# Benchmarks
This document explains how to run the Criterion benchmarks, how datasets are chosen/created, and how to generate persistent sample datasets for reproducible measurements.
The benchmark suite measures:
- Sequential vs parallel processing
- With and without line-numbered code blocks
- Multiple dataset sizes (tiny, small, optionally medium)
By default, runs are silent to avoid skewing timings with console I/O.
---
## Quick start
- Run (parallel by default):
- Linux/macOS:
- `cargo bench --bench context_bench`
- Windows PowerShell:
- `cargo bench --bench context_bench`
- Include the medium dataset (heavier, disabled by default):
- Linux/macOS:
- `CB_BENCH_MEDIUM=1 cargo bench --bench context_bench`
- Windows PowerShell:
- `$env:CB_BENCH_MEDIUM=1; cargo bench --bench context_bench`
- HTML reports:
- Open: `target/criterion/report/index.html`
- Or per-benchmark: `target/criterion/context_builder/*/report/index.html`
---
## Parallel vs sequential
Parallel processing is enabled by default via the `parallel` feature (rayon).
- Force sequential:
- `cargo bench --no-default-features --bench context_bench`
- Force parallel (even if defaults change):
- `cargo bench --features parallel --bench context_bench`
Note: Benchmarks compare both “line_numbers” and “no_line_numbers” modes. Line numbering does additional formatting work and is expected to be slower.
---
## Silence during benchmarks
Benchmarks set `CB_SILENT=1` once at startup so logs and prompts don’t impact timings.
- To see output during benchmarks:
- Linux/macOS:
- `CB_SILENT=0 cargo bench --bench context_bench`
- Windows PowerShell:
- `$env:CB_SILENT=0; cargo bench --bench context_bench`
Prompts are auto-confirmed inside benches, so runs are fully non-interactive.
---
## Dataset selection
Each scenario picks an input dataset with the following precedence:
1) If `./samples/<dataset>/project` exists, it is used.
2) Else, if `CB_BENCH_DATASET_DIR` is set, `<CB_BENCH_DATASET_DIR>/<dataset>/project` is used.
3) Else, a synthetic dataset is generated in a temporary directory for the run.
Datasets used:
- tiny: ~100 text files (fast sanity checks)

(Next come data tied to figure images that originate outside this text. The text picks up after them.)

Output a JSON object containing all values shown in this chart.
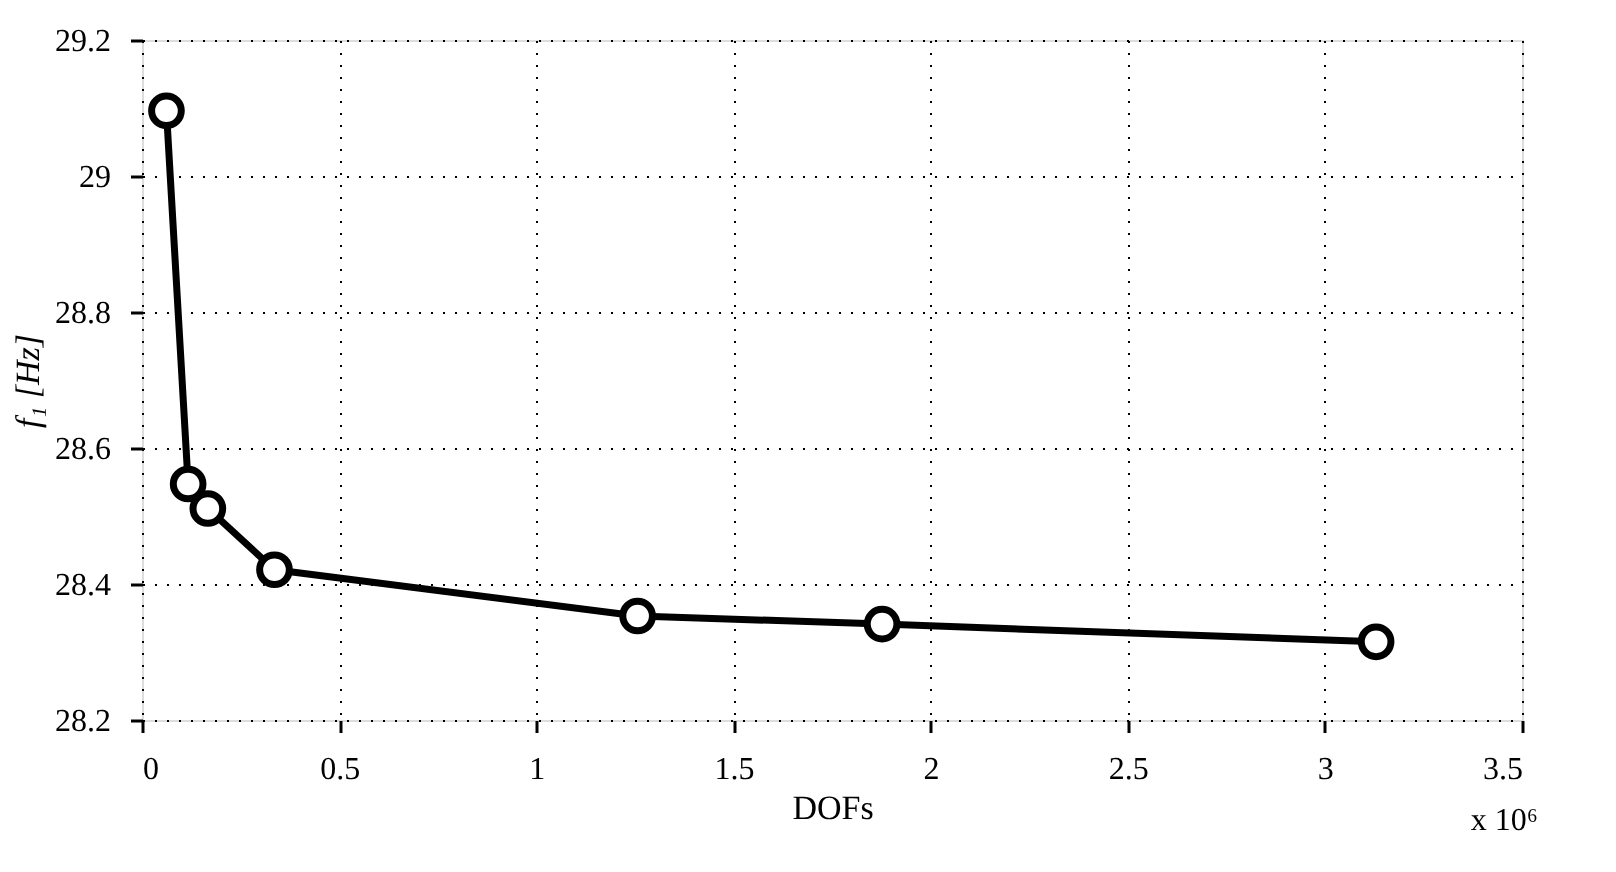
{
  "chart_data": {
    "type": "line",
    "xlabel": "DOFs",
    "ylabel": "f₁ [Hz]",
    "annotations": [
      "x 10⁶"
    ],
    "x": [
      0.062,
      0.117,
      0.167,
      0.336,
      1.257,
      1.877,
      3.13
    ],
    "series": [
      {
        "color": "#000000",
        "values": [
          29.096,
          28.547,
          28.511,
          28.421,
          28.353,
          28.341,
          28.315
        ]
      }
    ],
    "xlim": [
      0,
      3.5
    ],
    "xticks": [
      0,
      0.5,
      1,
      1.5,
      2,
      2.5,
      3,
      3.5
    ],
    "ylim": [
      28.2,
      29.2
    ],
    "yticks": [
      28.2,
      28.4,
      28.6,
      28.8,
      29,
      29.2
    ],
    "grid": true,
    "marker": "circle",
    "line_style": "solid"
  }
}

- small: ~1,000 text files (default performance checks)
- medium: ~5,000 text files (only when `CB_BENCH_MEDIUM=1` is set)

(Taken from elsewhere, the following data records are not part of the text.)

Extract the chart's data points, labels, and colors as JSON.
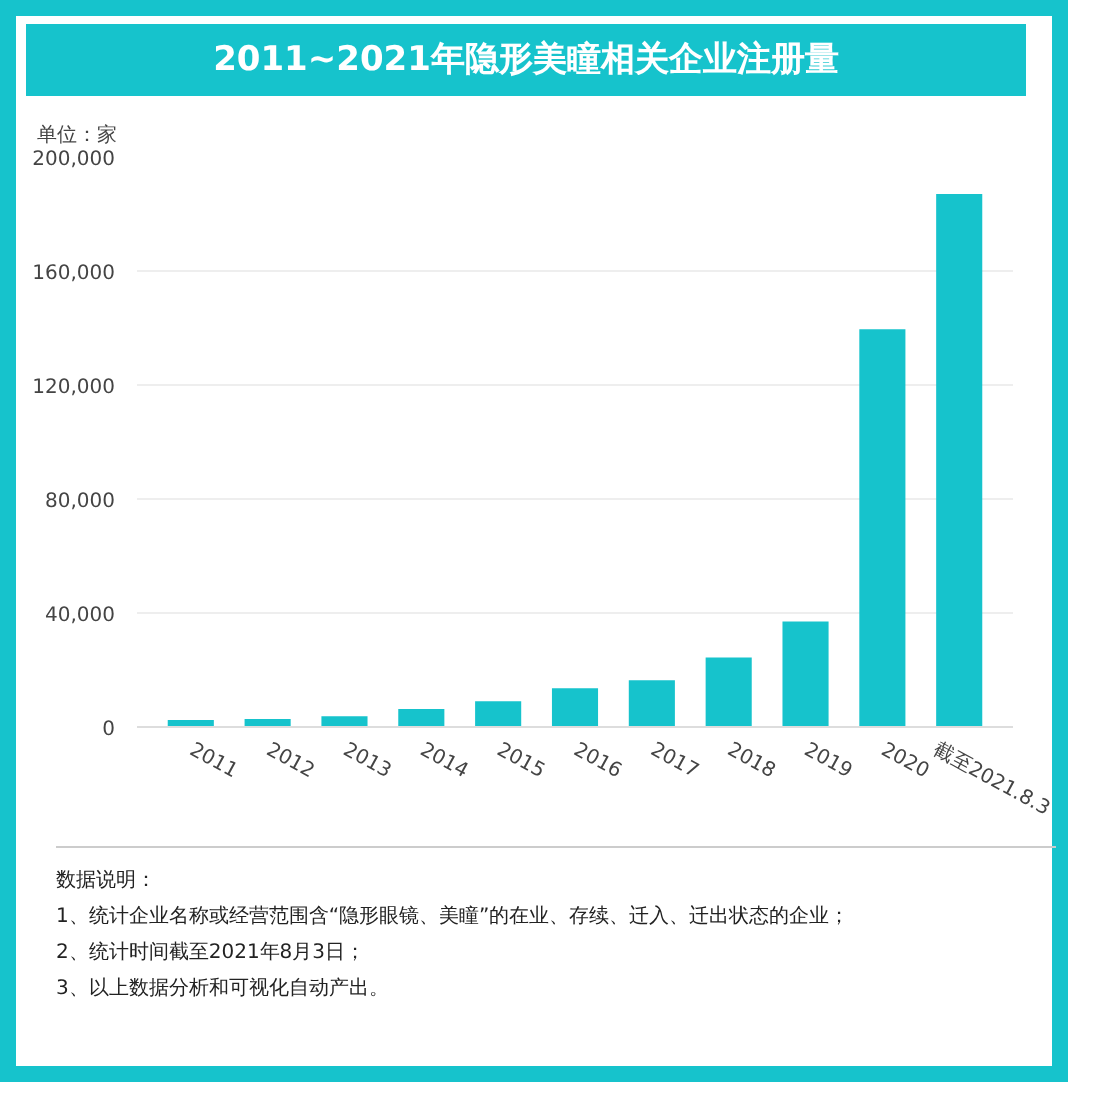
{
  "chart_data": {
    "type": "bar",
    "title": "2011~2021年隐形美瞳相关企业注册量",
    "ylabel": "单位：家",
    "categories": [
      "2011",
      "2012",
      "2013",
      "2014",
      "2015",
      "2016",
      "2017",
      "2018",
      "2019",
      "2020",
      "截至2021.8.3"
    ],
    "values": [
      2500,
      2800,
      3800,
      6300,
      9000,
      13600,
      16400,
      24400,
      37000,
      139600,
      187000
    ],
    "color": "#16c3cc",
    "ylim": [
      0,
      200000
    ],
    "yticks": [
      {
        "value": 0,
        "label": "0"
      },
      {
        "value": 40000,
        "label": "40,000"
      },
      {
        "value": 80000,
        "label": "80,000"
      },
      {
        "value": 120000,
        "label": "120,000"
      },
      {
        "value": 160000,
        "label": "160,000"
      },
      {
        "value": 200000,
        "label": "200,000"
      }
    ],
    "grid": "y",
    "annotations": [
      "数据说明：",
      "1、统计企业名称或经营范围含“隐形眼镜、美瞳”的在业、存续、迁入、迁出状态的企业；",
      "2、统计时间截至2021年8月3日；",
      "3、以上数据分析和可视化自动产出。"
    ]
  }
}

Default filters in the benches focus on text/code: `rs`, `md`, `txt`, `toml`. Common ignored directories: `target`, `node_modules`. Binary files are generated but skipped by filters.
---
## Reproducing results
For more stable and reproducible measurements:
- Generate persistent datasets into `./samples/` (see below).

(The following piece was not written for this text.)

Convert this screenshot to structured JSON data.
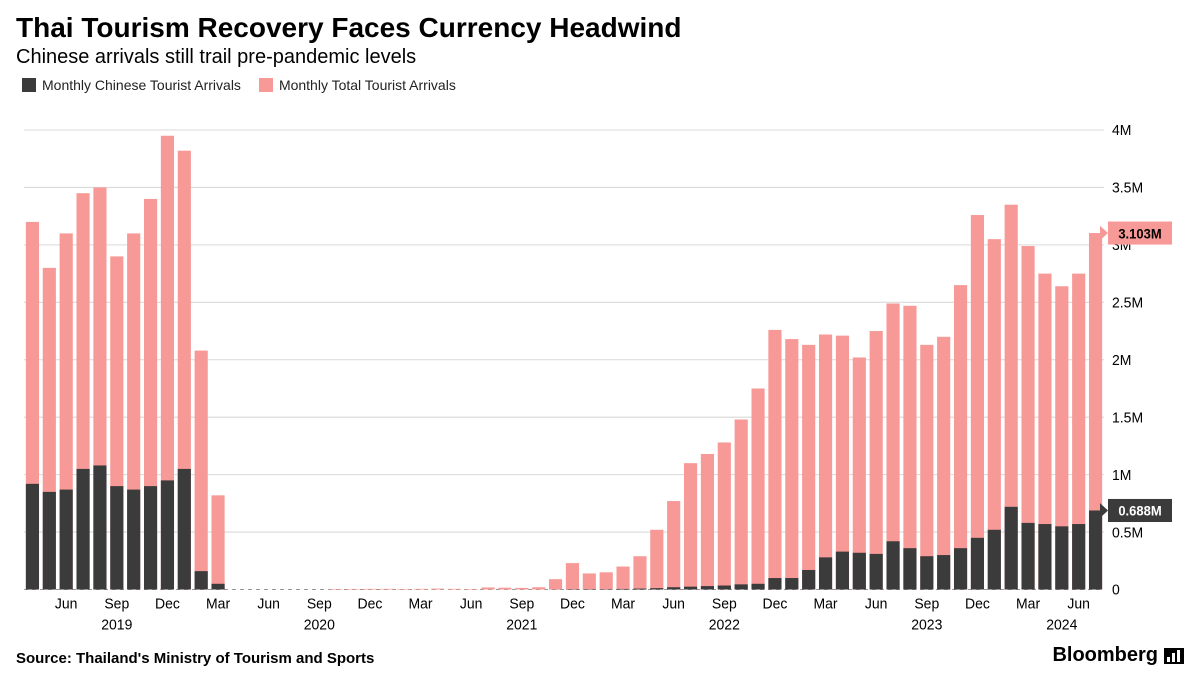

- Keep your machine’s background activity low during runs.
- Run each scenario multiple times and compare Criterion reports.
---
## Generating persistent sample datasets
You have two options to generate datasets into `./samples`:
### Option A: Cargo bin (feature-gated)
The repository provides a generator binary gated behind the `samples-bin` feature.
- Linux/macOS:
- `cargo run --no-default-features --features samples-bin --bin generate_samples -- --help`
- Windows PowerShell:
- `cargo run --no-default-features --features samples-bin --bin generate_samples -- --help`
Examples:
- Generate default presets (tiny, small) into `./samples`:
- `cargo run --no-default-features --features samples-bin --bin generate_samples`
- Include medium and large:
- `cargo run --no-default-features --features samples-bin --bin generate_samples -- --presets tiny,small,medium --include-large`
- Only one preset with custom parameters:
- `cargo run --no-default-features --features samples-bin --bin generate_samples -- --only small --files 5000 --depth 4 --width 4 --size 1024`
- Clean output before generating:
- `cargo run --no-default-features --features samples-bin --bin generate_samples -- --clean`
- Dry run (print plan only):
- `cargo run --no-default-features --features samples-bin --bin generate_samples -- --dry-run`
### Option B: Standalone compile with rustc
If you prefer not to use the Cargo feature gating, compile the script directly:
- Linux/macOS:
- `rustc scripts/generate_samples.rs -O -o generate_samples && ./generate_samples --help`
- Windows PowerShell:
- `rustc scripts/generate_samples.rs -O -o generate_samples.exe; .\generate_samples.exe --help`
Examples mirror Option A; just replace the leading command with `./generate_samples` (or `.\generate_samples.exe` on Windows).
---
## Directory layout of generated samples
The generator produces datasets under `./samples/<preset>/project`, which benches discover automatically.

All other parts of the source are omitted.